Po stwierdzeniu przez sąd nieważności umowy kredytowej bankowi nie należy się od frankowicza wynagrodzenie za korzystanie z kapitału. Pieniądze z kolei odzyskać może klient. Ważny dla posiadaczy kredytu w CHF wyrok TSUE dla portalu infor.pl skomentowała mecenas dr Iwona Rzucidło.
Wyrok Trybunału Sprawiedliwości Unii Europejskiej w sprawie C-520/21 oznacza, że bankowi po przegranym procesie należą się jedynie środki, które stanowią zwrot kwoty kredytu, a nie odsetki kredytowe, opłaty okołokredytowe, wynagrodzenie czy inne pieniądze zapisane w umowach kredytowych albo wykraczające poza umowę kredytu. Kredytobiorca zaś pozostaje z wygraną sprawą, zwrotem nienależnie pobranych przez bank pieniędzy i dodatkowo szansą na kolejne korzyści, jeśli zdecyduje się np. pozwać bank o kolejne roszczenia.
– Posiadanie nieważnej umowy kredytowej daje więc zysk i nie ma już żadnego powodu, aby nie iść do sądu w sprawie swojego kredytu – mówi radca prawny Iwona Rzucidło.

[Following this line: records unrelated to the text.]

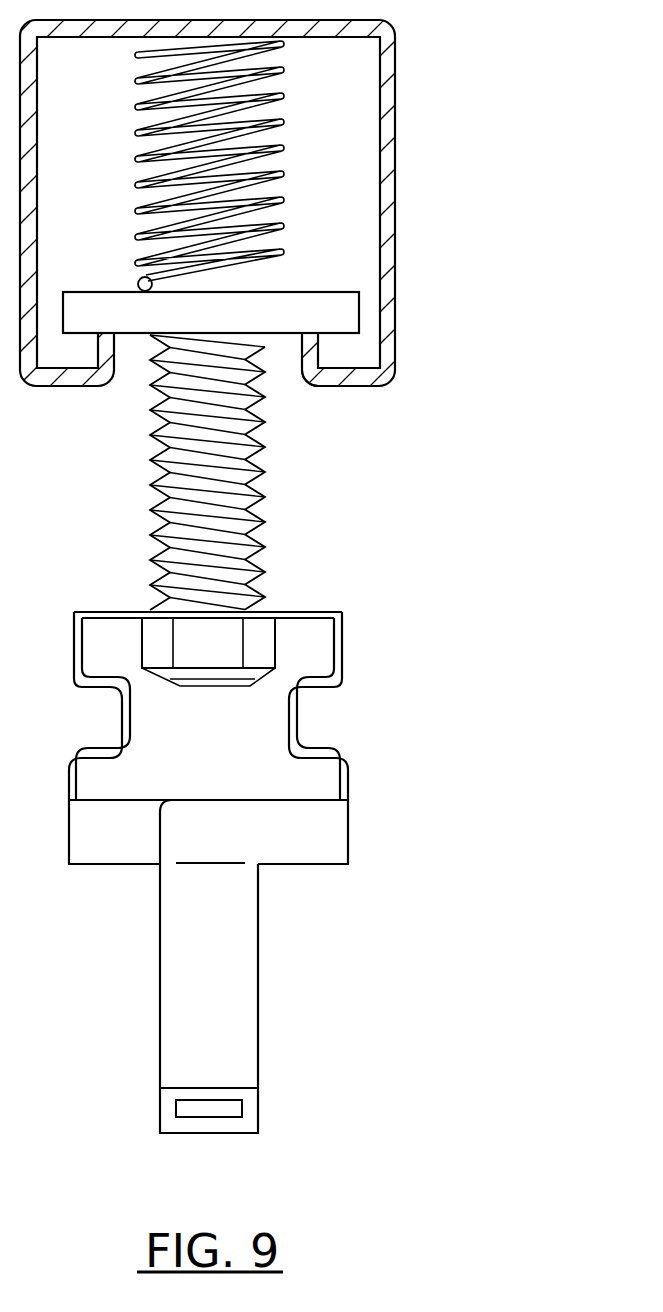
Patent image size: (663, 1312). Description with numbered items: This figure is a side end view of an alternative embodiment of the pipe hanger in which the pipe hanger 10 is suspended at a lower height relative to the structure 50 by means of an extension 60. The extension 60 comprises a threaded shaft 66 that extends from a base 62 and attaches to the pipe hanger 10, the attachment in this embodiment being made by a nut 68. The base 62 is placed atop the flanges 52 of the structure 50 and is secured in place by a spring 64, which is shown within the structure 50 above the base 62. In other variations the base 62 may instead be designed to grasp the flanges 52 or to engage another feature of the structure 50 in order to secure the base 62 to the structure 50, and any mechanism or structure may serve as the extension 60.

The pipe hanger 10 is at (358, 920).
The structure 50 is at (395, 204).
The flanges 52 is at (345, 387).
The extension 60 is at (298, 503).
The base 62 is at (322, 302).
The spring 64 is at (148, 162).
The threaded shaft 66 is at (172, 501).
The nut 68 is at (257, 642).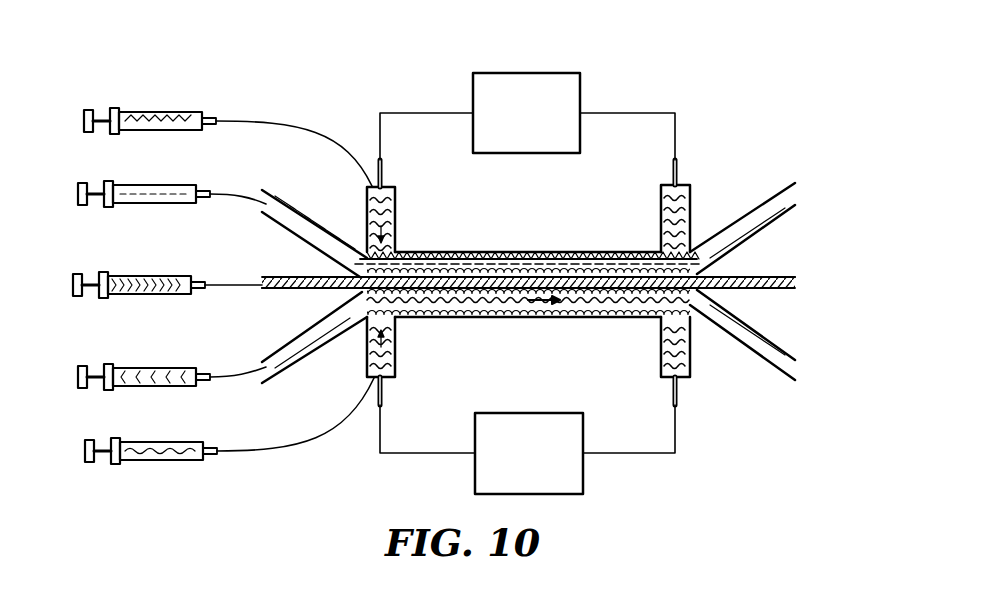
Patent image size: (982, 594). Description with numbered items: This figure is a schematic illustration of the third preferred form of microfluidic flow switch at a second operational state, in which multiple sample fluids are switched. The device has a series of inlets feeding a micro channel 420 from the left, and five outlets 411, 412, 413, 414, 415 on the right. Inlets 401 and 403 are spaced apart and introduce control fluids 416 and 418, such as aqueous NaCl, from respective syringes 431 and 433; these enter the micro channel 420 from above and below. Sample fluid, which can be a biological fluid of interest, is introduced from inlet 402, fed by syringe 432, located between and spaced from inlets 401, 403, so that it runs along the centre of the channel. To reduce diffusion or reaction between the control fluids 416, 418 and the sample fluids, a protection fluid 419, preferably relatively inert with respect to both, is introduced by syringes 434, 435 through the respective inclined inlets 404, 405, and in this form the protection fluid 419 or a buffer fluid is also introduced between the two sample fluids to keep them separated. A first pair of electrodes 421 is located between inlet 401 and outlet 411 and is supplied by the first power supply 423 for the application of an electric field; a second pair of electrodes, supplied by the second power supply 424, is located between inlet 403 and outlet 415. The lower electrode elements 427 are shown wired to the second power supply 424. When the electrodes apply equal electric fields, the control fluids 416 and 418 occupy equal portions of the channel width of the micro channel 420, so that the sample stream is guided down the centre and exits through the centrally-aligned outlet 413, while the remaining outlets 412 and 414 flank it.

– Warto zwrócić również uwagę, że wyrok TSUE zabezpieczył frankowiczów nie tylko przed oczekiwanym przez banki wynagrodzeniem za korzystanie z kapitału, ale na przyszłość – przed kolejnymi pomysłami banków, wyciągającymi ręce po pieniądze od klientów poprzez formułowanie innych roszczeń jak np. waloryzacji kredytu – dodaje Rzucidło.
Pozywanie frankowiczów o wynagrodzenie za korzystanie z kapitału kredytu miało, w założeniu, ocalić choć część finansów banków w związku z masowym stwierdzaniem nieważności umów frankowych. Miało też zniechęcać tych, którzy jeszcze nie poszli do sądu. Po uwzględnieniu roszczenia banków korzyść klienta z procesu przeciwko bankowi mogłaby być bowiem mniejsza.
– Kredytobiorca frankowy decydujący się na proces przeciwko bankowi i uzyskujący w sądzie stwierdzenie, że jego umowa kredytu nie istnieje może liczyć na znaczące korzyści finansowe. Rozlicza się z bankiem do wysokości kwoty kredytu, nie płaci jakichkolwiek odsetek, otrzymuje zwrot opłat okołokredytowych, a dodatkowo dostaje także odsetki ustawowe za opóźnienie, którą są swego rodzaju wynagrodzeniem dla niego za czas czekania na wyrok sądu (przeciętnie za cały proces to od 120 000 zł do 250 000 zł) – wylicza radca prawny Iwona Rzucidło.